Schoolgirl, 10, attacked for looking like a boy
A 10-year-old Central Otago girl was punched and taunted for looking like a boy by high school girls who then posted a video of the attack online.
The victim was walking to her mother's work after school on Tuesday when the attacked happened.
Her mother said her daughter had caught the bus from her primary school and got off at the college to wait for her sisters who had netball training. The three were meant to walk together, but she decided to leave early.
"The group of girls were all walking in front of her at first, then they doubled back and came up behind her. They followed her, were taunting her and came up to her. (My daughter) stood her ground but (the attacker) hit her, and hit her again."
An associate of the offender filmed the attack on a cellphone, later posting it on social media.
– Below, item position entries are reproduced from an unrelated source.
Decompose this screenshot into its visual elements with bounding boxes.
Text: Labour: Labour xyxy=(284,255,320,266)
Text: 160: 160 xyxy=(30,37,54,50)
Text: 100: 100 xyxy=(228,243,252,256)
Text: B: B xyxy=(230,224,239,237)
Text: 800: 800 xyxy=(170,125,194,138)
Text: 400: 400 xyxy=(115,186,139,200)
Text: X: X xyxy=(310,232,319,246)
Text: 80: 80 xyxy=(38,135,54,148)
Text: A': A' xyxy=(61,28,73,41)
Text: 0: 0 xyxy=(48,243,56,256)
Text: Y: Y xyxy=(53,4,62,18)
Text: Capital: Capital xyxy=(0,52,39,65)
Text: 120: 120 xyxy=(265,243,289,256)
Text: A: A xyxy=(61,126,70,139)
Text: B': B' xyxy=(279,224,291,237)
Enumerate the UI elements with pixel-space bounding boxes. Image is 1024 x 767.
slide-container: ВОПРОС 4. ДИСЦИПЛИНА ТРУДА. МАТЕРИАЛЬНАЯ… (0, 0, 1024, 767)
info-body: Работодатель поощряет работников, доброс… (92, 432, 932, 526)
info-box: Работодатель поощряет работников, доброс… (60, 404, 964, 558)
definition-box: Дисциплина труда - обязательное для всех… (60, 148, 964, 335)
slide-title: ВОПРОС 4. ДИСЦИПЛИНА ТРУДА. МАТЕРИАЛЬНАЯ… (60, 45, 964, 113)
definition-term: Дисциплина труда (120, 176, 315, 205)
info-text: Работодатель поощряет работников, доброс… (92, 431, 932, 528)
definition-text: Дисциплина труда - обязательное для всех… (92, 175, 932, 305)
In the video, prior to the first punch, a girl calls out: "Are you a boy or a girl?" the victim responds: "Does it really matter?" "Yeah it does", a girl says before the victim replies: "No, it doesn't" then she is punched.
The victim was a girl but looked like a boy, her mother said.
"She wants to be a boy. If anyone calls her a boy it isn't a problem for her. She hasn't worn a dress since she was two-years-old. We have come to grips with it and that is how we have raised her....But these older kids are so nasty...calling her a "he/she or an it"."
A man on a bike who witnessed the attack came to her aid and he picked her up and walked her back to the college to her sisters, she said.
The mother took her to the police station and when they came out the girls were waiting outside.
"They were laughing . . . I turned around and said, 'You think you are tough beating up a 10-year-old?' (The attacker) said, 'Yes, I do and I would do it again'."
The girls called the mother "a n...er and a slut", she said.
The family did not realise a video of the attack had been posted on social media until later the night.
"I felt sick to my stomach seeing it. She holds her own, but there is no way she could stick up for herself. She has a sore head and is also terrified to go to school."
Her daughter found it hard adjusting to school and she feared the attack would set her back.
"It was only term two I was able to drop her to school and leave without her crying and the teachers having to take her away. I am so scared this is going to set her back. She is adamant she is not going next year...Her primary school teachers, student and parents are so accepting but I am getting worried she is going to start questioning herself because of these close-minded people. Some people can't get past the fact some people are not in their right bodies."
Sergeant Bruce Terry said police had received the video and were investigating the incident.
"Police have spoken to a number of witnesses and, along with other agencies, are working with the families of those involved. While this is an ongoing investigation, and in order to protect the identities of the young people involved, it is not appropriate to comment further."
"It is disappointing that a video of this nature is being shared through social media and police are working to have the footage removed. We ask members of the public to consider the individuals' privacy and not to share the post or posts of this nature further, which may cause further harm to the victims."
The principal of the girls accused of the attack was aware of the video and said the school was "very concerned".
"I have been in contact with the local police and the matter is being followed up by them.
"I understand that the assault happened after school, off school grounds between a student who attends our school and a student from a local primary school.
"Because of this it is a matter for the police to investigate and take action on."
School staff had also been made aware of the video and were monitoring students to ensure they were supported and kept safe, the principal said.
The principal had checked with New Zealand Schools Trustees Association on what disciplinary action the school could take and he was informed that they had no ability to use their school's discipline procedures because the incident happened after school hours and off school grounds, he said.
"I have had this confirmed by the Ministry of Education Dunedin Office."
Netsafe's chief executive officer Martin Cocker said the act of posting a video of an attack online should be viewed as a separate attempt to harm the victim.
"You need to think about the posting and the physical assault as two separate attempts to harm the person. Posting the video is a different sort of harm because you are continuing to tell the victim they are hopeless, de-powered and continue to be vulnerable to this other group."
The fact digital content could be harmful was recognised in New Zealand law, he said.
"Parents and educators are required to constantly reinforce to young people that this kind of thing is more than unacceptable, it is unlawful."